## Thursday, October 7, 2010

### testing the Low-Key consistency ranking

After designing the "consistency ranking" (described in the last post) to avoid unfairly favoring riders who've done only two climbs, and have a better chance to "get lucky" with having those scores fall close together, I decided to run a little Monte Carlo test. A Monte Carlo test is one in which random numbers are generated, then an algorithm tested on those numbers, to see how the results are influenced by random variation in the data.

In this instance, I assumed the logarithm of each rider's score each week was selected at random from a unit-normal probability distribution centered at zero. I then generated scores for a hundred thousand riders for each number of weeks ridden from two through nine. The "true" standard deviation of each rider's score in this case is exactly one, but since I add two standard errors of my estimate to the estimate of the standard deviation, typical scores come out larger than one.

But before I plot results, initial experimentation led to some shocking results: that formula I've been using oh-so-many years to estimate the standard deviation of a population turns out to be biased! It turns out it was an unbiased estimator of the variance, but the square root of an unbiased estimator is not an unbiased estimator of the square root. Fortunately these days we have Wikipedia to set us straight. Simply replace the N ‒ 1 in the denominator with N ‒ 1.5 and you have what comes much closer to an unbiased estimate of the standard deviation. So that's what I did: the estimator for the standard deviation becomes:

S2 = ( s2 - s12 / N ) / (N - 1.5).

Live and learn, eh? So I apply that principle to the consistency score:

score = sqrt[ ( s2 - s12 / N ) / (N - 1.5) ] × ( 1 + sqrt [ 8 / (N - 1.5) ] ),

remembering that the sums s1 and s1 are over the natural logarithms of scores, rather than scores themselves.

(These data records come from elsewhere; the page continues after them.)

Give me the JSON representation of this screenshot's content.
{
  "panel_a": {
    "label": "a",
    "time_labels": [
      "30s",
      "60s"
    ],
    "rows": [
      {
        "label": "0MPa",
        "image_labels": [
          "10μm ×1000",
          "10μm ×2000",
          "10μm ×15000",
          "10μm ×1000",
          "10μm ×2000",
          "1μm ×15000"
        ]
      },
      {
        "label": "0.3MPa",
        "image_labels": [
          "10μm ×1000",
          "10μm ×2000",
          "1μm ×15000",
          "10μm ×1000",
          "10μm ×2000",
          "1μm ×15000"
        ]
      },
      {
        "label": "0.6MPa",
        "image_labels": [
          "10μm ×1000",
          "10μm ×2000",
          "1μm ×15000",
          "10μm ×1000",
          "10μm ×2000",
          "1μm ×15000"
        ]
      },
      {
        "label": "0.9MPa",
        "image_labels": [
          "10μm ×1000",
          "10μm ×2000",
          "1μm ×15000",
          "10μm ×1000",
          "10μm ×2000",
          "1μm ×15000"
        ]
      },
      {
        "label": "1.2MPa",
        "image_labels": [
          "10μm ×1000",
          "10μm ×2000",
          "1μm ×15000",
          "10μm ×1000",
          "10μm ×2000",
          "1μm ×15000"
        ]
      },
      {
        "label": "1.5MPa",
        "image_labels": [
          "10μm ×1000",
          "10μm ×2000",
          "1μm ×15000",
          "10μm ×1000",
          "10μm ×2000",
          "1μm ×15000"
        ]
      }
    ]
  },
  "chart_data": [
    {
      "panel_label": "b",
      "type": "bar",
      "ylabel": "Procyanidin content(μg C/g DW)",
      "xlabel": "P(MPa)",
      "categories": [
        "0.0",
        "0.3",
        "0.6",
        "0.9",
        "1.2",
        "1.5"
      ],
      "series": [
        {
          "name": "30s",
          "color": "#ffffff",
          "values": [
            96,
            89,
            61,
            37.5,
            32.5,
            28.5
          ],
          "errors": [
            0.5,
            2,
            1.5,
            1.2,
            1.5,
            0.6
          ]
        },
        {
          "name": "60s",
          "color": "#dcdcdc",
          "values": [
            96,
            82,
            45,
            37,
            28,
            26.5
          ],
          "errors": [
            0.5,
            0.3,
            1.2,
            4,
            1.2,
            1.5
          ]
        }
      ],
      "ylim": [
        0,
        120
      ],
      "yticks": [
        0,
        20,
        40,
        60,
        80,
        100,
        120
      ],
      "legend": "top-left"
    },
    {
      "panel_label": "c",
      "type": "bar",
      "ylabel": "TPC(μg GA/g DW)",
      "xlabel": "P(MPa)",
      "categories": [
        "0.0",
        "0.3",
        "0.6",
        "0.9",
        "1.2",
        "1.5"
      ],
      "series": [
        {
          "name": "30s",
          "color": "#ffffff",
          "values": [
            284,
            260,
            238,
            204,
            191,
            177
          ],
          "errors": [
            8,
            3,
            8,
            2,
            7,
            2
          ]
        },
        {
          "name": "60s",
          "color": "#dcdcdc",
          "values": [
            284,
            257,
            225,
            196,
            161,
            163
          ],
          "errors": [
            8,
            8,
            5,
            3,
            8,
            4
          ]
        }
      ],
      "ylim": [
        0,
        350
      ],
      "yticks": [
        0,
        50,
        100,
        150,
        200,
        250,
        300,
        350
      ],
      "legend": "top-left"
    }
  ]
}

So anyway the result of this is the mean score for each population comes close to the scale factor I apply to the now-almost-unbiased estimator of the standard deviation. That factor is plotted here (differing slightly from what I used in the preceding blog post):

So this seems to favor riders who've done more climbs. However, not so fast. Given a large number of riders who have done each number of climbs, some will get lucky and get scores which happen to fall closer together than their natural consistency would predict. Those riding a smaller number of climbs might be more likely to get a particularly low score due to luck than those riding a larger number of weeks. Since in my test all riders were precisely equally consistent, I can simply count what fraction for each number of rides did better than a certain target score.

So for that target, I pick σ = 1. This is the score every rider in my little test would get doing an infinite number of weeks. So scoring better than 1 means you'd beat that rider doing an infinite schedule of Low-Keys.

Here's the fraction of riders scoring better than σ = 1 plotted versus the number or weeks ridden.

As you can see, the more climbs you do, the less likely you are to "get lucky".

So what do I conclude? One conclusion might be that the formula is total rubbish and should be scrapped. But perhaps an alternate conclusion is to use the formula anyway, but to limit the standings to riders who have ridden a minimum number of climbs. To qualify for a maximum overall score, I require riders to have ridden at least half the climbs, with the exception volunteers can ride one fewer climb if volunteering once or twice, two fewer climbs if volunteering three or more times. Applying this same restriction will help prevent riders from doing only two or three climbs and getting lucky on the consistency ranking.